HSBC global head of FX strategy David Bloom says the solution to the global crisis is slow growth over a very long period. Photo: Darrin Zammit Lupi

HSBC global head of FX strategy David Bloom says the solution to the global crisis is slow growth over a very long period. Photo: Darrin Zammit Lupi

The constant stream of political structural events facing the world economy has defined a new era for foreign exchange in which forecasting and decision-making are increasingly challenging, according to HSBC global head of FX strategy David Bloom.

Purchasing managers need to hedge their risks

Analysts, policy-makers and investors have already heard from the UK’s Office of Budget Responsibility in the past week as the fiscal watchdog warned the economy was likely to shrink by 0.1 per cent this year compared to a prediction of 0.8 growth in March.

In the US, a power struggle between President Barack Obama and the Republican-controlled House of Representatives is under way over whether more than $600 billion in spending cuts and tax rises should be allowed to kick in on January 1 that will have the country staring over the so-called ‘fiscal cliff’.

Meanwhile, the European Stability Mechanism is waiting for a call from Spain, while Japan goes to the polls next weekend.

London-based Mr Bloom was in Malta for a few hours between Tuesday and Wednesday to address a business breakfast themed A New Era for FX.

“Why would anyone care for short-term data?” Mr Bloom told The Sunday Times. “Before 2007, we were more interested in economic cycles, yield curves and interest rates, and investors had relative strategies. There were no political risks at the time. Now there are political structural issues. Purchasing managers have to get through this year first before planning for 2013 – and the situation might not be resolved within the next four weeks. Managers need to hedge their risks and not think they can outsmart the markets.”
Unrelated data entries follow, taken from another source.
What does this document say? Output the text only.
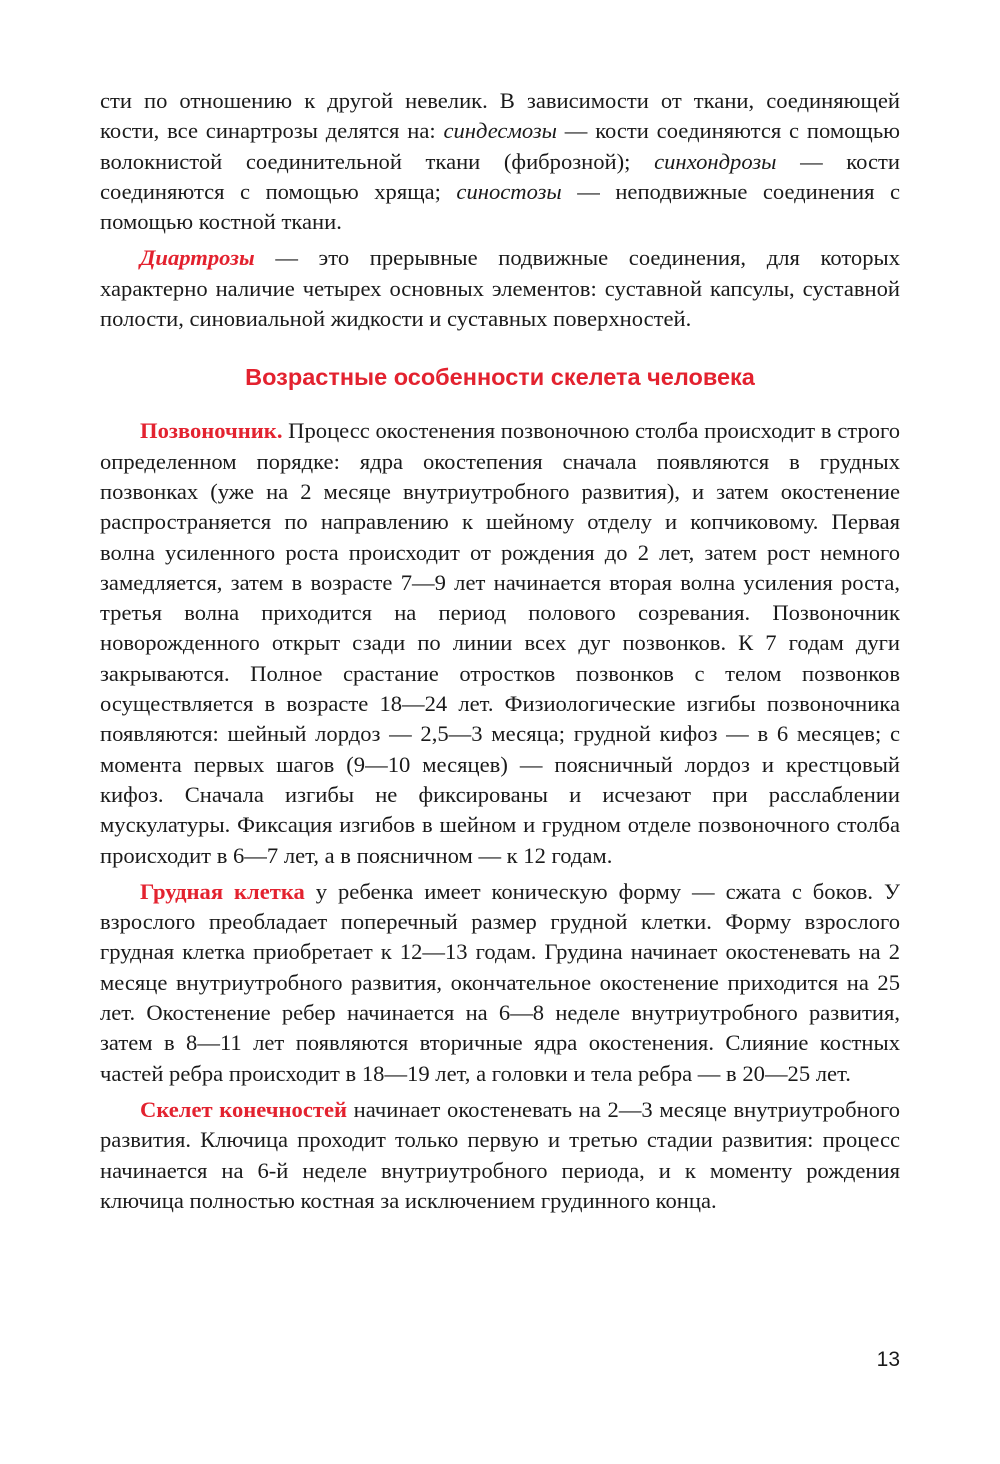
сти по отношению к другой невелик. В зависимости от ткани, соединяющей кости, все синартрозы делятся на: синдесмозы — кости соединяются с помощью волокнистой соединительной ткани (фиброзной); синхондрозы — кости соединяются с помощью хряща; синостозы — неподвижные соединения с помощью костной ткани.

Диартрозы — это прерывные подвижные соединения, для которых характерно наличие четырех основных элементов: суставной капсулы, суставной полости, синовиальной жидкости и суставных поверхностей.

Возрастные особенности скелета человека

Позвоночник. Процесс окостенения позвоночною столба происходит в строго определенном порядке: ядра окостепения сначала появляются в грудных позвонках (уже на 2 месяце внутриутробного развития), и затем окостенение распространяется по направлению к шейному отделу и копчиковому. Первая волна усиленного роста происходит от рождения до 2 лет, затем рост немного замедляется, затем в возрасте 7—9 лет начинается вторая волна усиления роста, третья волна приходится на период полового созревания. Позвоночник новорожденного открыт сзади по линии всех дуг позвонков. К 7 годам дуги закрываются. Полное срастание отростков позвонков с телом позвонков осуществляется в возрасте 18—24 лет. Физиологические изгибы позвоночника появляются: шейный лордоз — 2,5—3 месяца; грудной кифоз — в 6 месяцев; с момента первых шагов (9—10 месяцев) — поясничный лордоз и крестцовый кифоз. Сначала изгибы не фиксированы и исчезают при расслаблении мускулатуры. Фиксация изгибов в шейном и грудном отделе позвоночного столба происходит в 6—7 лет, а в поясничном — к 12 годам.

Грудная клетка у ребенка имеет коническую форму — сжата с боков. У взрослого преобладает поперечный размер грудной клетки. Форму взрослого грудная клетка приобретает к 12—13 годам. Грудина начинает окостеневать на 2 месяце внутриутробного развития, окончательное окостенение приходится на 25 лет. Окостенение ребер начинается на 6—8 неделе внутриутробного развития, затем в 8—11 лет появляются вторичные ядра окостенения. Слияние костных частей ребра происходит в 18—19 лет, а головки и тела ребра — в 20—25 лет.

Скелет конечностей начинает окостеневать на 2—3 месяце внутриутробного развития. Ключица проходит только первую и третью стадии развития: процесс начинается на 6-й неделе внутриутробного периода, и к моменту рождения ключица полностью костная за исключением грудинного конца.

13
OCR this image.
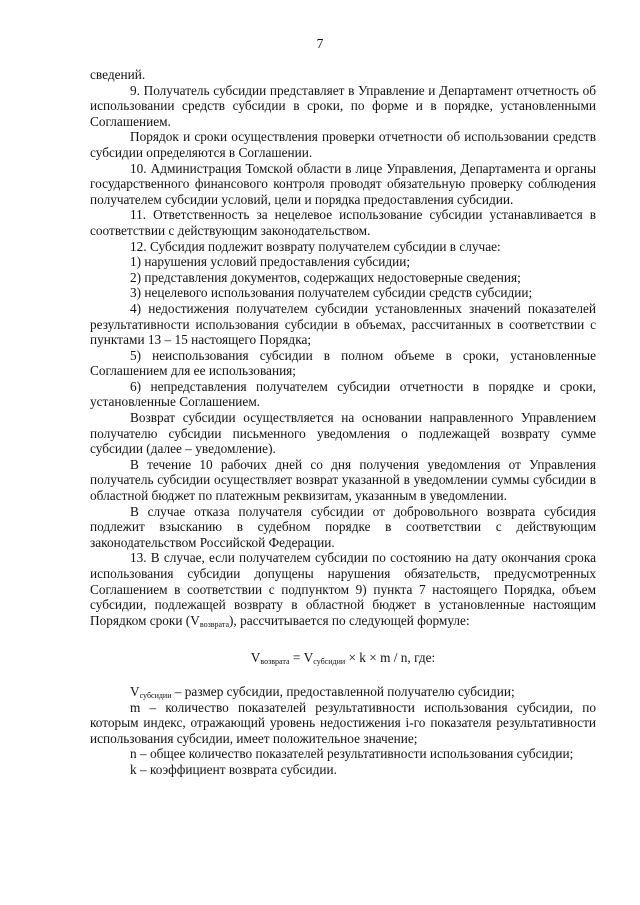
7

сведений.

9. Получатель субсидии представляет в Управление и Департамент отчетность об использовании средств субсидии в сроки, по форме и в порядке, установленными Соглашением.

Порядок и сроки осуществления проверки отчетности об использовании средств субсидии определяются в Соглашении.

10. Администрация Томской области в лице Управления, Департамента и органы государственного финансового контроля проводят обязательную проверку соблюдения получателем субсидии условий, цели и порядка предоставления субсидии.

11. Ответственность за нецелевое использование субсидии устанавливается в соответствии с действующим законодательством.

12. Субсидия подлежит возврату получателем субсидии в случае:

1) нарушения условий предоставления субсидии;

2) представления документов, содержащих недостоверные сведения;

3) нецелевого использования получателем субсидии средств субсидии;

4) недостижения получателем субсидии установленных значений показателей результативности использования субсидии в объемах, рассчитанных в соответствии с пунктами 13 – 15 настоящего Порядка;

5) неиспользования субсидии в полном объеме в сроки, установленные Соглашением для ее использования;

6) непредставления получателем субсидии отчетности в порядке и сроки, установленные Соглашением.

Возврат субсидии осуществляется на основании направленного Управлением получателю субсидии письменного уведомления о подлежащей возврату сумме субсидии (далее – уведомление).

В течение 10 рабочих дней со дня получения уведомления от Управления получатель субсидии осуществляет возврат указанной в уведомлении суммы субсидии в областной бюджет по платежным реквизитам, указанным в уведомлении.

В случае отказа получателя субсидии от добровольного возврата субсидия подлежит взысканию в судебном порядке в соответствии с действующим законодательством Российской Федерации.

13. В случае, если получателем субсидии по состоянию на дату окончания срока использования субсидии допущены нарушения обязательств, предусмотренных Соглашением в соответствии с подпунктом 9) пункта 7 настоящего Порядка, объем субсидии, подлежащей возврату в областной бюджет в установленные настоящим Порядком сроки $(V_{возврата})$, рассчитывается по следующей формуле:

$V_{возврата} = V_{субсидии} \times k \times m / n$, где:

$V_{субсидии}$ – размер субсидии, предоставленной получателю субсидии;

m – количество показателей результативности использования субсидии, по которым индекс, отражающий уровень недостижения i-го показателя результативности использования субсидии, имеет положительное значение;

n – общее количество показателей результативности использования субсидии;

k – коэффициент возврата субсидии.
The worst problem lies in the US where there is concern that a Greek-style austerity situation will cause a cataclysmic collapse in demand and GDP. The debate centres on whether to extend $650 billion of temporary tax cuts and to increase debt by another $650 billion a year. Mr Bloom pointed out that if the fiscal cliff is resolved, equities will rise but the impact on the dollar is unclear.

The Spanish problem, Mr Bloom added, presents itself at a time when Europe is ready to deal with it through an institutional framework, the European Stability Mechanism and bond-buying programmes. The US fiscal cliff has meant that the market focus has not been on pressurising periphery bonds which is why Spain has not approached the ESM yet.

“The dollar is slowly eroding while the Europeans are on their way to exposing and dealing with all their problems,” Mr Bloom explained. “But it is done in European time: slowly, methodically, and through the institutions. It takes time. What has the US done to solve its problems? Nothing. It keeps borrowing Keynesian-style to try to get the economy going so debt will go down, but in fact the economy never picks up and debt continues to rise.”

Mr Bloom’s outlook on Japan is optimistic – it is a net creditor, owns its own bond market, and obviously cannot default to itself. He believes the yen will rise in value as the country has trillions in net external assets built over the past 40 years. The market is wrong to think the Japanese Central Bank will step in to take more action as it is against Japanese culture to do anything radical.

Put simply, the budget deficits underlying the current world order are the result of adults getting what they want and their children paying for it, Mr Bloom said.

“We are passing the problem on to the next generation. The last generations have outspent their future, and maybe we have as well. That is the essence of the problem. The solution is slow growth over a very long period. We must learn that we are not going to get rich at the rate we thought we were.”